A Harry Potter event was canceled at an upcoming book festival in New Zealand over headline-making comments the best selling author J.K. Rowling made, in which she said only women can menstruate.
Organizers of the Featherston Booktown Karukatea festival in New Zealand, which will be held on May 6-9 have canceled an interactive Harry Potter quiz — which had been very popular at past events — according to a report by Stuff.
Rowling has faced backlash by transgender activists for saying only women can menstruate. The author has also been labeled a “TERF” (trans exclusionary radical feminist) — a term referring to feminists who are considered too “radical” for even left-wing activists, as they do not believe that a biological man is a woman.
In a lengthy essay Rowling wrote last summer, responding the attacks she has received from transgender activists, Rowling said, “I refuse to bow down to a movement that I believe is doing demonstrable harm in seeking to erode ‘woman’ as a political and biological class and offering cover to predators like few before it.”
“It isn’t enough for women to be trans allies,” she continued. “Women [are told they] must accept and admit that there is no material difference between trans women and themselves.”
“But, as many women have said before me, ‘woman’ is not a costume. ‘Woman’ is not an idea in a man’s head. ‘Woman’ is not a pink brain, a liking for Jimmy Choos or any of the other sexist ideas now somehow touted as progressive,” Rowling said. “Moreover, the ‘inclusive’ language that calls female people ‘menstruators’ and ‘people with vulvas’ strikes many women as dehumanizing and demeaning.”
Featherston resident and feminist activist Jenny Whyte told Stuff the organizers’ decision not to have the Harry Potter quiz at the festival is ironic.
“I think they might be trying to capitalize on the current fad of cancel culture — Featherston Booktown has a session selling tickets to a panel discussing cancel culture, so there’s an irony certainly,” Whyte said.
Whyte, who is also lesbian, said she shares some of Rowling’s views regarding biological women’s rights, and argued they are not transphobic.
“It’s really funny that all the way from the UK where a world-famous writer has gotten into trouble for expressing quite compassionate and reasonable views, all the way down to tiny little Featherston,” she said. “It encapsulates the whole madness of it quite well.”
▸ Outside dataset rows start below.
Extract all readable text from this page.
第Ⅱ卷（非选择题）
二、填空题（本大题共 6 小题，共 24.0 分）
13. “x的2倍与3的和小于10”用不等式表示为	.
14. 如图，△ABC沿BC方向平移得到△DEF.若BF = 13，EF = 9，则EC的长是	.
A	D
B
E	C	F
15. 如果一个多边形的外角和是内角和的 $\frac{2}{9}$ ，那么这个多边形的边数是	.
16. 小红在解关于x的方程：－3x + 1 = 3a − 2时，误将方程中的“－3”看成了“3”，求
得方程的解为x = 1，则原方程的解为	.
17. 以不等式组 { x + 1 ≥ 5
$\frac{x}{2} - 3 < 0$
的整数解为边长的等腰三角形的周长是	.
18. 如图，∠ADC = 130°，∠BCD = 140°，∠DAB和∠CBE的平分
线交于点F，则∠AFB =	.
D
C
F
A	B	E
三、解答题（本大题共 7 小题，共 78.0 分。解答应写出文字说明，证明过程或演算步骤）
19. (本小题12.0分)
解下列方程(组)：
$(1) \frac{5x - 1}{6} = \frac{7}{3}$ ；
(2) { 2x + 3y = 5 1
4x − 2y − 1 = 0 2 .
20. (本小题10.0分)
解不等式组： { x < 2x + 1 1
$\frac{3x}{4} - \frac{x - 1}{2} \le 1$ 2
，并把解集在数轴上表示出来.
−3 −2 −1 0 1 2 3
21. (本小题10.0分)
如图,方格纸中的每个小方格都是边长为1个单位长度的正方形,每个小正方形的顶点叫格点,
Festival board chairman Peter Biggs said the decision to cancel the Harry Potter quiz was not easy and said the event was ultimately canceled after consulting with members of the literary sector, local supporters, and the LGBTQ community.
“The overwhelming response was there was a risk around causing distress to particular members of the community and that was the last thing we wanted to do,” Biggs said. “We always thought Booktown should be an inclusive, welcoming place for everyone, so we took the decision not to go with Harry Potter.”